The DVD drive on my desktop computer will not read two new program update disks because they are multiple-layer DVDs. After ascertaining that the disks were not faulty, I went online to the Dell support page and did the phone call option. Within seconds, a technician from Canada called and he knew exactly what I was talking about. He said the only solution was a new drive, and that they are about $30 in any PC store. I asked if a new drive would work in my particular computer. He put me on hold to check, and that was the beginning of a huge patience-test. I think I flunked.

After a few minutes, instead of background music, a menu started. I waited. Eventually I was taken to a USA office, who scolded me for calling the US instead of Canada, transferred my call supposedly to the Canada office, but I wound up again with a US tech, who scolded me again, and transferred my call. This time it went to Canada, but the person was in the commercial division and scolded for calling him instead of the home division. He transferred me.

I finally got to talk to a person in the same office as my original caller, but he not let me talk to the original technician. He wanted me to go through the whole story again, and kept telling that my DVD drive was okay, and that my disks were faulty. I told him that I loaded the programs on the two disks to my laptop, so there was nothing wrong with them. This had to be repeated several times.

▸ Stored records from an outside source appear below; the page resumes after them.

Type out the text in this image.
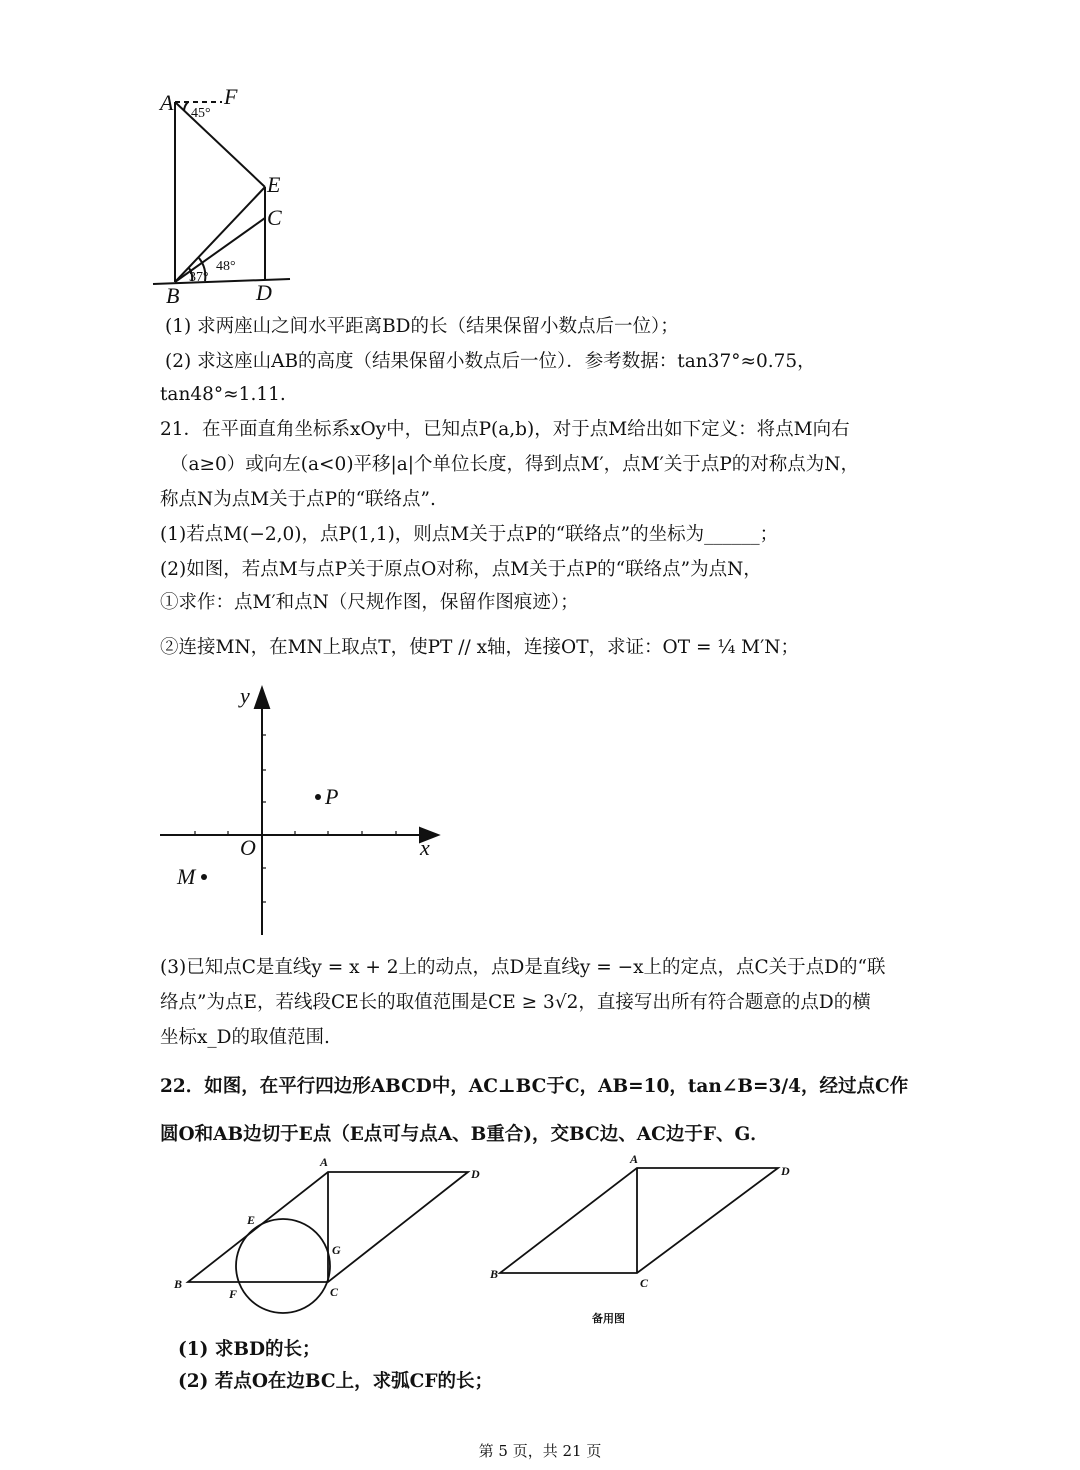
A F
E
C
B	D
45°
48°
37°
y
x
O
P
M
A
D
E
G
B
F	C
A
D
B
C
备用图
(1) 求两座山之间水平距离BD的长（结果保留小数点后一位）；
(2) 求这座山AB的高度（结果保留小数点后一位）．参考数据：tan37°≈0.75，
tan48°≈1.11.
21．在平面直角坐标系xOy中，已知点P(a,b)，对于点M给出如下定义：将点M向右
（a≥0）或向左(a<0)平移|a|个单位长度，得到点M′，点M′关于点P的对称点为N，
称点N为点M关于点P的“联络点”.
(1)若点M(−2,0)，点P(1,1)，则点M关于点P的“联络点”的坐标为______；
(2)如图，若点M与点P关于原点O对称，点M关于点P的“联络点”为点N，
①求作：点M′和点N（尺规作图，保留作图痕迹）；
②连接MN，在MN上取点T，使PT // x轴，连接OT，求证：OT = ¼ M′N；
(3)已知点C是直线y = x + 2上的动点，点D是直线y = −x上的定点，点C关于点D的“联
络点”为点E，若线段CE长的取值范围是CE ≥ 3√2，直接写出所有符合题意的点D的横
坐标x_D的取值范围.
22．如图，在平行四边形ABCD中，AC⊥BC于C，AB=10，tan∠B=3/4，经过点C作
圆O和AB边切于E点（E点可与点A、B重合)，交BC边、AC边于F、G．
(1) 求BD的长；
(2) 若点O在边BC上，求弧CF的长；
第 5 页，共 21 页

He didn’t believe me. Further, he mumbled a lot, and when I asked him to repeat something, he told me that I needed to turn off my speaker phone and then I could hear him. He would not repeat anything he said.

To make a three-hour long story short, they finally decided to send a tech to my house to replace the drive. However, they are not going to put in a drive that will read multi-layers. They will replace the one that I have with the same thing. It will not read these two program disks either, but they would not listen and said, “After we are done, you will be happy.”

I already know that I need an updated DVD driver. I just wanted to find out if my system will support it. No one ever answered that question and I didn’t get to talk again to the savvy tech who knew what I wanted and went to find my answer.

After all of this was over, I remembered my confession a few days ago concerning lack of patience. I also thought about the only way that God builds patience — it is through trials. Then I also remembered the verse I’ve been reading the past few mornings:

. . . being confident of this very thing, that He who has begun a good work in you will complete it until the day of Jesus Christ. (Philippians 1:6)
Today I also remember the verse that says, “though He was a Son, yet He learned obedience by the things which He suffered” (Hebrews 5:8) and I chafe a bit. I’d rather just be obedient and skip the suffering part.  Yesterday’s three hours plus telephone tag and talking to a person who was more like a recording isn’t huge on the list of painful events, but it was a test of obedience. Would I be like Jesus? Or not? Sigh.

God, some days, patience isn’t my first priority. Some days I just want people to listen to what I am telling them and believe what I say. (I’m sure that You do too.) Some days I wish PC tech people would drop their “check list” and pay attention to what the customers are saying. We know a few things too. However, You know that my patience-development is not yet completed. This was all about what I need, not what I want. You have begun the work of making me a patient person, but here I am wishing you could just zap me with a big dose of it instead of having to go through the only process that works.